The width of the doorway is 83 cm, and the speed of sound is 343 m/s. Find the diffraction angle when the frequency is each of the following.
(a) 4.8 kHz
If theta is the diffraction angle.
Sine(theta)= lambda/slit width
where lambda = wave length
so you need to find the wavelength
(hint make sure it is the same units as the width)
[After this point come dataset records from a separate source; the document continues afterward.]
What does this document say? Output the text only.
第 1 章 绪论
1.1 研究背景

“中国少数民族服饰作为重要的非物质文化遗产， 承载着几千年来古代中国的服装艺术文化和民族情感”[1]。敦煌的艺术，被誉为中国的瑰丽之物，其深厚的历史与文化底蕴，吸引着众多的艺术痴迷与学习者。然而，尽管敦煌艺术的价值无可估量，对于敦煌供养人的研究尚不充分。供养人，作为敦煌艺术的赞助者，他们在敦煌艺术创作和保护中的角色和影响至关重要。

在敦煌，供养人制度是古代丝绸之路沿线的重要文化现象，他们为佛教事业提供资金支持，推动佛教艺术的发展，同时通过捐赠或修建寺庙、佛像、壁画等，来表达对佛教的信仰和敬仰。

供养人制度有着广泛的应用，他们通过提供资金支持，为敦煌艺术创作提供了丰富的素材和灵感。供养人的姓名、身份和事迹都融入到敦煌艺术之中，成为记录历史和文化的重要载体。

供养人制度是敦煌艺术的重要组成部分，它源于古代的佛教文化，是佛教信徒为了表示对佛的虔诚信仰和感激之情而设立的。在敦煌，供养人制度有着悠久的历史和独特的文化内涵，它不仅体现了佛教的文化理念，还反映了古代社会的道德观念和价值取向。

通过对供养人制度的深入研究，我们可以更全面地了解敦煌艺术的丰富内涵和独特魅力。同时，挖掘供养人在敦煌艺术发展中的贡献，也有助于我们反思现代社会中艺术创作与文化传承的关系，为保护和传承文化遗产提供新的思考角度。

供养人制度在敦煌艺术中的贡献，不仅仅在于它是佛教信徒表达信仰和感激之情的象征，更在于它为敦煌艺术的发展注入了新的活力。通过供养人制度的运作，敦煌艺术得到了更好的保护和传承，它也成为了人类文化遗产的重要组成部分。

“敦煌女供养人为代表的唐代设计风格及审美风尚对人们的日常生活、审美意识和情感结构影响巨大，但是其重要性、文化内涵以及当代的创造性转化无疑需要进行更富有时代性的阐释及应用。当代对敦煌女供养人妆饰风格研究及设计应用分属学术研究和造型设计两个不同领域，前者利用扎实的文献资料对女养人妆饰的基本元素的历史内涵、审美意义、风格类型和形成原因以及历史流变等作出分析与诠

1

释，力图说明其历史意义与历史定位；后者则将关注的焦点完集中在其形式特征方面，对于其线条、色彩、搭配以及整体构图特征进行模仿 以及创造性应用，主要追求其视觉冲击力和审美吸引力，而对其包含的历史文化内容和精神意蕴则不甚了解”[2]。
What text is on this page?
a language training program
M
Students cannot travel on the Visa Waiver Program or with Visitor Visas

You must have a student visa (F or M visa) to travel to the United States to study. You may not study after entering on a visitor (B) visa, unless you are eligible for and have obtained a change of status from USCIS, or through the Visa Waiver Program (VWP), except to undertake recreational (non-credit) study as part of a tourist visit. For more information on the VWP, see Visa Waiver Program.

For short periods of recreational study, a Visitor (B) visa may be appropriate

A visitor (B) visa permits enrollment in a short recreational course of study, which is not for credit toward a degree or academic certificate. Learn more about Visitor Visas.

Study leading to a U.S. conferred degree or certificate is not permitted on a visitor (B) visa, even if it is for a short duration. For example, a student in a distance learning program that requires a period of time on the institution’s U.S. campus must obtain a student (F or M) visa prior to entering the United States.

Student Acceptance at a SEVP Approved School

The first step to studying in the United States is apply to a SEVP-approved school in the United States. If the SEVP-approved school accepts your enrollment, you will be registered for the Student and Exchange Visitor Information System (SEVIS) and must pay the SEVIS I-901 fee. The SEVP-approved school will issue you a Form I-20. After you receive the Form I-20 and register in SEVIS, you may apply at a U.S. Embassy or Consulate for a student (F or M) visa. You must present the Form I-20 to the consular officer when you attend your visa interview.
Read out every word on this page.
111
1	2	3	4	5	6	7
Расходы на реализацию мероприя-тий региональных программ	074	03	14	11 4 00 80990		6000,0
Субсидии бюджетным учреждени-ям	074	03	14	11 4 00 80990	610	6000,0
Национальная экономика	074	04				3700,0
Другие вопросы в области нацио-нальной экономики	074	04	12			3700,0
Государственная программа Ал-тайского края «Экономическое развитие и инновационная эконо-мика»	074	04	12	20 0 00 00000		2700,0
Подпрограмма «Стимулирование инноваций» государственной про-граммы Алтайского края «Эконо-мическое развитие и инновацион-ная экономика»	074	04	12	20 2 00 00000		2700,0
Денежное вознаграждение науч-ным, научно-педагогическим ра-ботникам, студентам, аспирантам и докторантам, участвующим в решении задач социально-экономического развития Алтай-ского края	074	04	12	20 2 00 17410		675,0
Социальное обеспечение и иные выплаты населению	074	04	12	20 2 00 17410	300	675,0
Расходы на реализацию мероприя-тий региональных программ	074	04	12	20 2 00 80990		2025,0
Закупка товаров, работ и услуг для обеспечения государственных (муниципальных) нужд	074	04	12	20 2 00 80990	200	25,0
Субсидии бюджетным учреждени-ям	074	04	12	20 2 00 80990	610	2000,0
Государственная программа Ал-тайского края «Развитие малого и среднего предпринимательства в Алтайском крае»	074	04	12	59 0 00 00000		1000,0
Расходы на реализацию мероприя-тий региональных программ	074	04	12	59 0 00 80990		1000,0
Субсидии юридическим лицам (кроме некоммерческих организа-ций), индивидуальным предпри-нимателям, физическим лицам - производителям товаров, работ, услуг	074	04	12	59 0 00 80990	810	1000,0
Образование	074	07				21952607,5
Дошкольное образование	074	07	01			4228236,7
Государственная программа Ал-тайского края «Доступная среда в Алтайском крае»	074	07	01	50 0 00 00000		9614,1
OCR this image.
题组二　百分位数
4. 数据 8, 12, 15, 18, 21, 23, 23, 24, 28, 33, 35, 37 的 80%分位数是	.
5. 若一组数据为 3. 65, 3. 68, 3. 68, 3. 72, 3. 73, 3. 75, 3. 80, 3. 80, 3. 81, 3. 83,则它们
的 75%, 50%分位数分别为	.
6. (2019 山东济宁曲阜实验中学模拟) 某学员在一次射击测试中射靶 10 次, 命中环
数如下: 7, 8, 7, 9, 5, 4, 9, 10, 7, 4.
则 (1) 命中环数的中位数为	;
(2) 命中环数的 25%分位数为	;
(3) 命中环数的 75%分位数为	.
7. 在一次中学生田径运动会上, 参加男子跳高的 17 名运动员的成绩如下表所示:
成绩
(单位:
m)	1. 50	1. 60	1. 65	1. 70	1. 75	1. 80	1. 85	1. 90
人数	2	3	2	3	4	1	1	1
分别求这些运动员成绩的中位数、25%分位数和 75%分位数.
and then substitute into the above.
I've tried this problem several time and got the wrong answer. Please explain where I am going wrong.
Sine (theata) = Lambda/ slit width
Lambda = wave speed/ wave frequency
Lambda = (34300cm/s)/ (4800Hz)
Lambda = 7.1458
therefore
sine (theata) = 7.1458 / 83cm
sine (theata) = 0.08609
theata = 0.0015
SineTheta= .08609, I agree
Theta= 4.94 degrees.
Can you please explain how you arrived at 4.94 degrees?
I put in my calculator .086, then pressed 2nd Sin, thus getting the angle whose sine is .086
Theta= arcSin .086= 4.94 deg
To find the diffraction angle in this problem, you correctly started by using the formula: Sine(theta) = lambda/slit width. However, it seems like there was a mistake when calculating the wavelength (lambda).
Wave speed = 343 m/s
Frequency = 4.8 kHz = 4800 Hz
To find the wavelength, you correctly used the formula: Lambda = wave speed / wave frequency. However, it looks like there was an error in the conversion of units.
Lambda = (343 m/s) / (4800 Hz) = 0.07146 m (not cm)
Since the width of the doorway is given in cm, we need to convert the wavelength to cm as well.
0.07146 m = 7.146 cm
Now, substitute the correct values into the formula: Sine(theta) = lambda / slit width.
Sine(theta) = 7.146 cm / 83 cm
Sine(theta) = 0.08609
To find the diffraction angle, we can use the inverse sine function. On your calculator, enter 0.08609 and then press the inverse sine button (usually labeled "sin^-1" or "2nd sin").
Theta = arcsin(0.08609) = 4.942 degrees
So, the diffraction angle when the frequency is 4.8 kHz is approximately 4.942 degrees.